Blue YonderDoes your vehicle have a name?
Blue Yonder – Bus 1954 Seddon

What age were you first introduced to this lifestyle?

What made you choose this lifestyle?
Sick of always working to pay the bills, decided there had to be a better way of life where there would be more of a balance of work and play.  So far so good.

Do you remember your first housebus/truck?
This is it and she is beautiful (Mat calls it a he and I call it a her) – 1954 Seddon imported for Gisborne City Council in 1954 and we love her.

Did you build it yourself or buy ready made or a bit of both?
We have pretty much built her ourselves.  When we bought her she had some cupboards and a shower and everything else we have added and done ourselves.

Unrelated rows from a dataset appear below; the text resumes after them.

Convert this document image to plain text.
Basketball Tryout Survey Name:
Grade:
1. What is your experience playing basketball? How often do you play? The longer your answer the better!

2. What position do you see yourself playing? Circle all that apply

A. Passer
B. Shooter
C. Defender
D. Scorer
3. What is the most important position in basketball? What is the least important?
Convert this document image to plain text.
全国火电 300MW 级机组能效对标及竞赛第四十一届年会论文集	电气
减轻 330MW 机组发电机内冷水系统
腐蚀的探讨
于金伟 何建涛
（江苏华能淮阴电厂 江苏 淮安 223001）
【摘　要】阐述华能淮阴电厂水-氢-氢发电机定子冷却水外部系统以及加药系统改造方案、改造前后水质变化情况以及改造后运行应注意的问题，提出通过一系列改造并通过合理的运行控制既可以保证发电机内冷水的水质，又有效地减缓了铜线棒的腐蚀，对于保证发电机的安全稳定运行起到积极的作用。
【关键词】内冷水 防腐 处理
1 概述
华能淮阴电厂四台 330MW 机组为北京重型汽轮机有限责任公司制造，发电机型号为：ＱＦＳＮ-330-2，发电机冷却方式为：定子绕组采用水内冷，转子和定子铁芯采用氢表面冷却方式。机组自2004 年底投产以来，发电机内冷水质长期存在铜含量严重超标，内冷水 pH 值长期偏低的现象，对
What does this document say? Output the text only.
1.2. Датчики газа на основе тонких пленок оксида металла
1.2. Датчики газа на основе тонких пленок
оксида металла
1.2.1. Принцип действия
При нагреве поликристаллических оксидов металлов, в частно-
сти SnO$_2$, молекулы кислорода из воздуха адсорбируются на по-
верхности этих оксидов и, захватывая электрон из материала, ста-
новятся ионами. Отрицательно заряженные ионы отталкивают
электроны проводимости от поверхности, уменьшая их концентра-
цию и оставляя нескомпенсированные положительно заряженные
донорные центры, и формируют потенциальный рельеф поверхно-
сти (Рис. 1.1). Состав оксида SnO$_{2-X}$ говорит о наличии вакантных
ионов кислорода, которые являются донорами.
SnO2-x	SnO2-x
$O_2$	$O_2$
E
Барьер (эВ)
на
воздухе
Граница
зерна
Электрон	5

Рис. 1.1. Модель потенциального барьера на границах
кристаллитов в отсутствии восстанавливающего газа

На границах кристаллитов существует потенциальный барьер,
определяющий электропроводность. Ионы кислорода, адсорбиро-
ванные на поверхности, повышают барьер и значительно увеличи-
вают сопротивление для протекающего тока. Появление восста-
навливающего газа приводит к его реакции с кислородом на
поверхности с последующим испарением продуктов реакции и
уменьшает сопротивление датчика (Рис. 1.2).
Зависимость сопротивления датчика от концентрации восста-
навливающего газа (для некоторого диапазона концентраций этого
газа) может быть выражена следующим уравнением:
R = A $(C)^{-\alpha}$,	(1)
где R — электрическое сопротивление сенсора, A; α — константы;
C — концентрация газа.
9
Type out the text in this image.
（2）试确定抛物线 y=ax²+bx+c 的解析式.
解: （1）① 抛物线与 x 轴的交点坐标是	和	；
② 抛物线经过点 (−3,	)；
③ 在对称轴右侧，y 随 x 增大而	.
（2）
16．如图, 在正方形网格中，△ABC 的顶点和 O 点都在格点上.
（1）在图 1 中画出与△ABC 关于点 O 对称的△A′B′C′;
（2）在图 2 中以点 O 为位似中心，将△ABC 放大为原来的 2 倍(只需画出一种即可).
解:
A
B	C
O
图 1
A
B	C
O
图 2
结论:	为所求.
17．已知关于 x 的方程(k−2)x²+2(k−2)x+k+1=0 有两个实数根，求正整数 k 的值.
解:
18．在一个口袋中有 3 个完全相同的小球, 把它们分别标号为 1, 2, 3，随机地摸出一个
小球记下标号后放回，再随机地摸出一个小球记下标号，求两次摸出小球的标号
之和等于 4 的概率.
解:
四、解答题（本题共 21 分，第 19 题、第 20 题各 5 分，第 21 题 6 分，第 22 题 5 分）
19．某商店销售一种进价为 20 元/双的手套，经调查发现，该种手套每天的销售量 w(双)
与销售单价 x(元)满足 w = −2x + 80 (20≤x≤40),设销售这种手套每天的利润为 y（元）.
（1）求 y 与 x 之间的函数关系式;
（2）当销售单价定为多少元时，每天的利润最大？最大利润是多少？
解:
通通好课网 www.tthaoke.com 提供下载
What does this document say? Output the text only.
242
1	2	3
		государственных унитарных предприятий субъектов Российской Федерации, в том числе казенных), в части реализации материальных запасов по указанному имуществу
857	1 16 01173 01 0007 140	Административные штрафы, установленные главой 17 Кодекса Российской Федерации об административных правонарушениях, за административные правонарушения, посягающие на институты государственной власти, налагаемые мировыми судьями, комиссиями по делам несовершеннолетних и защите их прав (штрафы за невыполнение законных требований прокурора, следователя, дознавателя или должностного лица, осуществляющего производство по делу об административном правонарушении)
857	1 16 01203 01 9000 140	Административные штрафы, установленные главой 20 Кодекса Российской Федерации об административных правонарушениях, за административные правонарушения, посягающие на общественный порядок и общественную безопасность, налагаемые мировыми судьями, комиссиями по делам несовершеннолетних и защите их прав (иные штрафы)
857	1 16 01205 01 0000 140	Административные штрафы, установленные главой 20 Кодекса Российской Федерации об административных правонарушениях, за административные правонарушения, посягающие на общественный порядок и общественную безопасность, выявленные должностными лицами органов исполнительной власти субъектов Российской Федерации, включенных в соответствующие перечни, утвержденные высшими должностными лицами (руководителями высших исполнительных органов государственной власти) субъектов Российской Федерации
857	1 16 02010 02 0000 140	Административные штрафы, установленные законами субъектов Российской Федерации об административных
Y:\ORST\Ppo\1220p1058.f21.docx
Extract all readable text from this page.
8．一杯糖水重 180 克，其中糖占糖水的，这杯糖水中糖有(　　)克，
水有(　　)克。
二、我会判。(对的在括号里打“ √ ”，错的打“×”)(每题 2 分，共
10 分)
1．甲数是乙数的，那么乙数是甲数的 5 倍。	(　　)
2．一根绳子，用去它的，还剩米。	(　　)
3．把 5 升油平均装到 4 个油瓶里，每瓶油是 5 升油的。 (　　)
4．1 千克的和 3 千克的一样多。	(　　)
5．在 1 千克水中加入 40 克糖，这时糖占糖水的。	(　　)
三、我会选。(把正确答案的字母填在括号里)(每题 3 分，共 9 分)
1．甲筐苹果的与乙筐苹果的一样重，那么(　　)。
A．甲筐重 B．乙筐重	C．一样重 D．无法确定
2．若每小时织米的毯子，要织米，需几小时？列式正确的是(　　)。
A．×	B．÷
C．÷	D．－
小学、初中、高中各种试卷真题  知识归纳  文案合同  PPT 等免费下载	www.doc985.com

How did you heat it in the winter?
We heat her with an Eberspacher D2 diesel heater.  At 20 degrees we use about 100ml per hour.  Our bus is well insulated as well which helps.

Have you ever had any major mechanical difficulties?
Oh hell yes!  We pretty much have overhauled all the major mechanical areas. New engine and gearbox, rebuilt brakes, rebuilt diff, reset springs, new exhaust, new shocks, installed exhaust brake, resleeved brake cylinders, complete 24volt, 12volt rewire, you name it we have done. Has it been worth it, definitely every cent spent, no regrets.

What tools can you simply not do without?
Mat has a full tool kit. Everything you can think of.

How did you earn an income while travelling?
We do seasonal work and have been lucky enough to get some amazing contract work that we go back to every year.  Basically if you are prepared to work hard you can earn some very good money on the road.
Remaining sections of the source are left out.